000 | A7A6 | A5A4 | A3A2 | A1A0 |

001 | A9A8 | A7A6 | A5A4 | A1A0 |

010 | A11A10 | A9A8 | A3A2 | A1A0 |

011 | A11A10 | A9A8 | A5A4 | A1A0 |

100 | A13A12 | A5A4 | A3A2 | A1A0 |

101 | A13A12 | A7A6 | A5A4 | A1A0 |

110 | A13A12 | A9A8 | A3A2 | A1A0 |

111 | A13A12 | A9A8 | A5A4 | A1A0 |

In effect, copying starts from the beginning of a partition, ending when a closed partition point is found.

# Scalar source

When the source A is scalar and is equal or larger than the destination it requires copying across multiple partitions:

```
partition: p p p (3 bits)
a : AAAA AAAA AAAA AAAA (16 bits)
b : B7B6 B5B4 B3B2 B1B0 (8 bits)
```

As the source is Scalar, it must be copied (broadcast) into each partition of the output, B, starting at the beginning of each partition. With each partition being smaller than A (except in one case) truncation is guaranteed.
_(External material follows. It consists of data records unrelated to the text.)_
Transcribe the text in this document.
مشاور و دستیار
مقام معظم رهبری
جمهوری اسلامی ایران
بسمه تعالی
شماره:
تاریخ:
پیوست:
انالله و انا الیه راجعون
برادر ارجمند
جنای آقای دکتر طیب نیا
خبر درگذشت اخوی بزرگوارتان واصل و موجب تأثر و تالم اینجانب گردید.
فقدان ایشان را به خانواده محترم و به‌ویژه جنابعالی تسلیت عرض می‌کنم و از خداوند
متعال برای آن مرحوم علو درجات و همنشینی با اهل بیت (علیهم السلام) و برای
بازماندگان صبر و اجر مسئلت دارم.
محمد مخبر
The exception is when all pattitions are open (1x) and the length of A and B are the same.

The partition options are:

partition | o3 | o2 | o1 | o0 |
---|---|---|---|---|

000 | A7A6 | A5A4 | A3A2 | A1A0 |

001 | A5A4 | A3A2 | A1A0 | A1A0 |

010 | A3A2 | A1A0 | A3A2 | A1A0 |

011 | A3A2 | A1A0 | A1A0 | A1A0 |

100 | A1A0 | A5A4 | A3A2 | A1A0 |

101 | A1A0 | A3A2 | A1A0 | A1A0 |

110 | A1A0 | A1A0 | A3A2 | A1A0 |

111 | A1A0 | A1A0 | A1A0 | A1A0 |

When the partitions are all open (1x) only the bits that will fit across the whole of the target are copied. In this example, B is 8 bits so only 8 bits of A are copied.

When the partitions are all closed (4x SIMD) each partition of B is
2 bits wide, therefore only the *first two* bits of A are copied into
*each* of the four 2-bit partitions in B.
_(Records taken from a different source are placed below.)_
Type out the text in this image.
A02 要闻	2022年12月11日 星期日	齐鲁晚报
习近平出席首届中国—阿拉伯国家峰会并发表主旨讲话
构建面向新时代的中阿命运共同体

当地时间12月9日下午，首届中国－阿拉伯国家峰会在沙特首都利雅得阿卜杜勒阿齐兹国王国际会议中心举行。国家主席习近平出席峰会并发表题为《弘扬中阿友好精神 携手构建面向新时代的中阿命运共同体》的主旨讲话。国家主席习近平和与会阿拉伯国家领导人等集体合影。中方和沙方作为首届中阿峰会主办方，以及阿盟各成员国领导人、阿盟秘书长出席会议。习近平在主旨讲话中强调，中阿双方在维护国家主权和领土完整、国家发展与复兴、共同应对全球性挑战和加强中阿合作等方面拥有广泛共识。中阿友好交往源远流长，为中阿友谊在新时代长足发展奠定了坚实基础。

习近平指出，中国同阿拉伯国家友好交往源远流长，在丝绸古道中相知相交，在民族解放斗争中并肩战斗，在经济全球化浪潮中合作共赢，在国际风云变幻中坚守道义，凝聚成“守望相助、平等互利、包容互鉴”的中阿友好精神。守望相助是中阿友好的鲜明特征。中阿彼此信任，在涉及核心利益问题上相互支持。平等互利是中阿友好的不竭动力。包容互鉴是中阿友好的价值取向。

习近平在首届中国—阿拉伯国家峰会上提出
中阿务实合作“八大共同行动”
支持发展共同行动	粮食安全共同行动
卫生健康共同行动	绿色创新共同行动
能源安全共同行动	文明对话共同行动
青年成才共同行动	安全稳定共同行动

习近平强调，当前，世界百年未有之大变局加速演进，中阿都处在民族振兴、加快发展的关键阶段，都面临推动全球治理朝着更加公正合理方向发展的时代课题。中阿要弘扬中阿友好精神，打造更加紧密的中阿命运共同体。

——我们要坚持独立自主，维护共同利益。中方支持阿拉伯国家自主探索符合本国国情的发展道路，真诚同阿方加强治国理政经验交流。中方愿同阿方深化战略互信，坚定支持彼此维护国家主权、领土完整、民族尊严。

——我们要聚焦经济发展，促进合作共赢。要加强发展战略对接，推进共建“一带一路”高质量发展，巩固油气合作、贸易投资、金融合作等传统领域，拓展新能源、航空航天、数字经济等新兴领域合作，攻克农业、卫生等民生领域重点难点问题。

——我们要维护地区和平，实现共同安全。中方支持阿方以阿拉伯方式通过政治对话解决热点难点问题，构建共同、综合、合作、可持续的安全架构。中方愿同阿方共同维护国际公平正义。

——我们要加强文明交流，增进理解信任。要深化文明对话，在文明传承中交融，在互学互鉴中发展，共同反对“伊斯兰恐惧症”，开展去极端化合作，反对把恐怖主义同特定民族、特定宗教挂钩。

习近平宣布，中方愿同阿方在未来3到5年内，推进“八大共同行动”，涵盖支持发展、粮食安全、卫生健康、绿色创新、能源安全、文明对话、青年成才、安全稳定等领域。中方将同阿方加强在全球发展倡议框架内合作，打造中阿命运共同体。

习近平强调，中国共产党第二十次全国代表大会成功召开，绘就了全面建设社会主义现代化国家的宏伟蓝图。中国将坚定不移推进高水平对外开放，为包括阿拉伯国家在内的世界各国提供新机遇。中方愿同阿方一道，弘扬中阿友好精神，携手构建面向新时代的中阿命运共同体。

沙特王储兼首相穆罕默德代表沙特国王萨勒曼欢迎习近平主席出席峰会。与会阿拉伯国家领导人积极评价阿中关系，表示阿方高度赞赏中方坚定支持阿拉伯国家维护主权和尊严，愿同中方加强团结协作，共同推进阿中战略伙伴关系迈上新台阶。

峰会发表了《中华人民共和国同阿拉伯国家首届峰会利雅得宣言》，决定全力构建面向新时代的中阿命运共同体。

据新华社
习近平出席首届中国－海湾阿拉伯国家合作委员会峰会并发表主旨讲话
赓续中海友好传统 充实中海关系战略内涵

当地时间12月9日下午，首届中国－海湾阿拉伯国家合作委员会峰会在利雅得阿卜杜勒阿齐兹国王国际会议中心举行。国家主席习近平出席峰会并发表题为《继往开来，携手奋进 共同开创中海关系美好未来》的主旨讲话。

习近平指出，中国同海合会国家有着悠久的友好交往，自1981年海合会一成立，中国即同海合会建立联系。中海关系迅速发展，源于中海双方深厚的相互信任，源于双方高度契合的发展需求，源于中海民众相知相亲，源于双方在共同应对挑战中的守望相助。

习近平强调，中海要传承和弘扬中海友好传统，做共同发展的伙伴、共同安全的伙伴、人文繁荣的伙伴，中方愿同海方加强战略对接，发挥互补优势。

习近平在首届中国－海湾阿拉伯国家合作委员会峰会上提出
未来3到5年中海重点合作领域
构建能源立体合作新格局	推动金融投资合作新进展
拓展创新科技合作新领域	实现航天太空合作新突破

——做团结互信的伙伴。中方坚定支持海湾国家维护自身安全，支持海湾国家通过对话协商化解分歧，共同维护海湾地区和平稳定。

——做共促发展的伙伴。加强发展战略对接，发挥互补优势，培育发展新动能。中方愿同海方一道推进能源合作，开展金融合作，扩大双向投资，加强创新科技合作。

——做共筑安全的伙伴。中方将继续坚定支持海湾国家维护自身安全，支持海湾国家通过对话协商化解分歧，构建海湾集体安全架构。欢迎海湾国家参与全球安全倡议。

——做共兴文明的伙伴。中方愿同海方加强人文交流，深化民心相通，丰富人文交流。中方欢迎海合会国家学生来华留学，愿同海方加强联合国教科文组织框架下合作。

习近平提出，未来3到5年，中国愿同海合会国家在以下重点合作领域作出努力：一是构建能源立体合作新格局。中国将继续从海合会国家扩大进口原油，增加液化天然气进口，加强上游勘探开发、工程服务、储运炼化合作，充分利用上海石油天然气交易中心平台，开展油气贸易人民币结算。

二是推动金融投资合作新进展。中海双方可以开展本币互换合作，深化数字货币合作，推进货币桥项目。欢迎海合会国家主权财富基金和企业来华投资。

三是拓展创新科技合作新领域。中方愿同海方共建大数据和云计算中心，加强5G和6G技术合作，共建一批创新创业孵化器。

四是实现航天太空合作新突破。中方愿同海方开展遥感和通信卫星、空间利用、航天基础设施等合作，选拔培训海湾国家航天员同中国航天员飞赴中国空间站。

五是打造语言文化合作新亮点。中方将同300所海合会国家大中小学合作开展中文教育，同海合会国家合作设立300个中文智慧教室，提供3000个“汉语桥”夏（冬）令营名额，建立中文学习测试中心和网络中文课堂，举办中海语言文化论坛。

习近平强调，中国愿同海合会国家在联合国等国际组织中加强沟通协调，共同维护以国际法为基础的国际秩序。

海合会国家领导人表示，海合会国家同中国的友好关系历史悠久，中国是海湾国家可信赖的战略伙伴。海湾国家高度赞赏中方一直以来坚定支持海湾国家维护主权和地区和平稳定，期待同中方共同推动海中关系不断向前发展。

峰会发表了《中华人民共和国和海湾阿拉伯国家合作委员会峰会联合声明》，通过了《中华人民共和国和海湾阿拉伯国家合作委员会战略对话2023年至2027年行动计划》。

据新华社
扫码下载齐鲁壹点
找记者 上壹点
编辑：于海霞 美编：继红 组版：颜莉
For the case where A is shorter than B output, sign or zero extension is required. Here we assume A is 8 bits, B is 16. This is similar to the parallel case except A is repeated (broadcast) across all of B.
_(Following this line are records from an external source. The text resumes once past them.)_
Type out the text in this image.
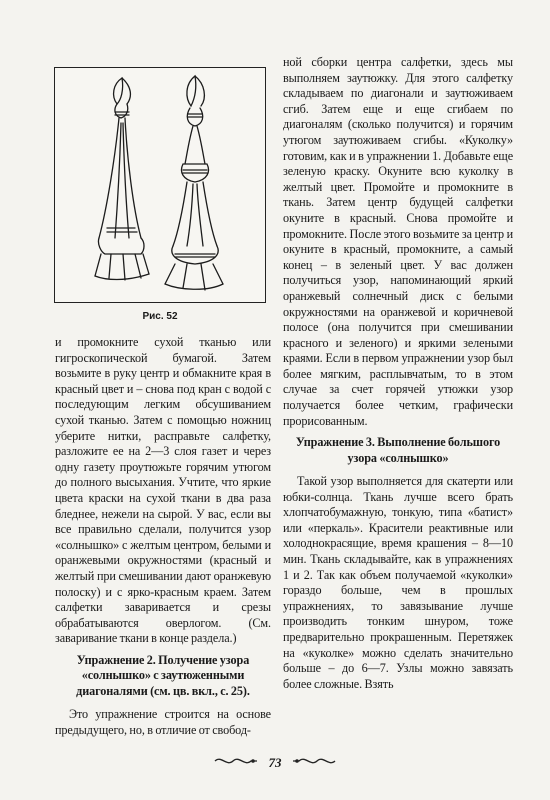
Рис. 52

и промокните сухой тканью или гигроскопической бумагой. Затем возьмите в руку центр и обмакните края в красный цвет и – снова под кран с водой с последующим легким обсушиванием сухой тканью. Затем с помощью ножниц уберите нитки, расправьте салфетку, разложите ее на 2—3 слоя газет и через одну газету проутюжьте горячим утюгом до полного высыхания. Учтите, что яркие цвета краски на сухой ткани в два раза бледнее, нежели на сырой. У вас, если вы все правильно сделали, получится узор «солнышко» с желтым центром, белыми и оранжевыми окружностями (красный и желтый при смешивании дают оранжевую полоску) и с ярко-красным краем. Затем салфетки заваривается и срезы обрабатываются оверлогом. (См. заваривание ткани в конце раздела.)

Упражнение 2. Получение узора «солнышко» с заутюженными диагоналями (см. цв. вкл., с. 25).

Это упражнение строится на основе предыдущего, но, в отличие от свобод-

ной сборки центра салфетки, здесь мы выполняем заутюжку. Для этого салфетку складываем по диагонали и заутюживаем сгиб. Затем еще и еще сгибаем по диагоналям (сколько получится) и горячим утюгом заутюживаем сгибы. «Куколку» готовим, как и в упражнении 1. Добавьте еще зеленую краску. Окуните всю куколку в желтый цвет. Промойте и промокните в ткань. Затем центр будущей салфетки окуните в красный. Снова промойте и промокните. После этого возьмите за центр и окуните в красный, промокните, а самый конец – в зеленый цвет. У вас должен получиться узор, напоминающий яркий оранжевый солнечный диск с белыми окружностями на оранжевой и коричневой полосе (она получится при смешивании красного и зеленого) и яркими зелеными краями. Если в первом упражнении узор был более мягким, расплывчатым, то в этом случае за счет горячей утюжки узор получается более четким, графически прорисованным.

Упражнение 3. Выполнение большого узора «солнышко»

Такой узор выполняется для скатерти или юбки-солнца. Ткань лучше всего брать хлопчатобумажную, тонкую, типа «батист» или «перкаль». Красители реактивные или холоднокрасящие, время крашения – 8—10 мин. Ткань складывайте, как в упражнениях 1 и 2. Так как объем получаемой «куколки» гораздо больше, чем в прошлых упражнениях, то завязывание лучше производить тонким шнуром, тоже предварительно прокрашенным. Перетяжек на «куколке» можно сделать значительно больше – до 6—7. Узлы можно завязать более сложные. Взять

73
partition | o3 | o2 | o1 | o0 |
---|---|---|---|---|

000 | [A7A7A7A7] | [A7A7A7A7] | A7A6A5A4 | A3A2A1A0 |

001 | [A7A7A7A7] | A7A6A5A4 | A3A2A1A0 | A3A2A1A0 |

010 | A7A6A5A4 | A3A2A1A0 | A7A6A5A4 | A3A2A1A0 |

011 | A7A6A5A4 | A3A2A1A0 | A3A2A1A0 | A3A2A1A0 |

100 | A3A2A1A0 | [A7A7A7A7] | A7A6A5A4 | A3A2A1A0 |

101 | A3A2A1A0 | A7A6A5A4 | A3A2A1A0 | A3A2A1A0 |

110 | A3A2A1A0 | A3A2A1A0 | A7A6A5A4 | A3A2A1A0 |

111 | A3A2A1A0 | A3A2A1A0 | A3A2A1A0 | A3A2A1A0 |

Note how when the entire partition set is open (1x 16-bit output) that all of A is copied out, and either zero or sign extended in the top half of the output. At the other extreme is the 4x 4-bit output partitions, which have four copies of A, truncated from the first 4 bits of A.

Unlike the parallel case, A is not itself partitioned, so is copied
over as much as is possible. In some cases such as `1x 4-bit, 1x 12-bit`

(partition mask = `0b100`

, above) when copying the 8-bit scalar source
into the highest part of B (o3) it is truncated to 4 bis (because
each partition of B is only 4 bits) but for copying to the 12-bit partition
(o2-o1-00) the 8-bit scalar source, A, will need sign or zero extending.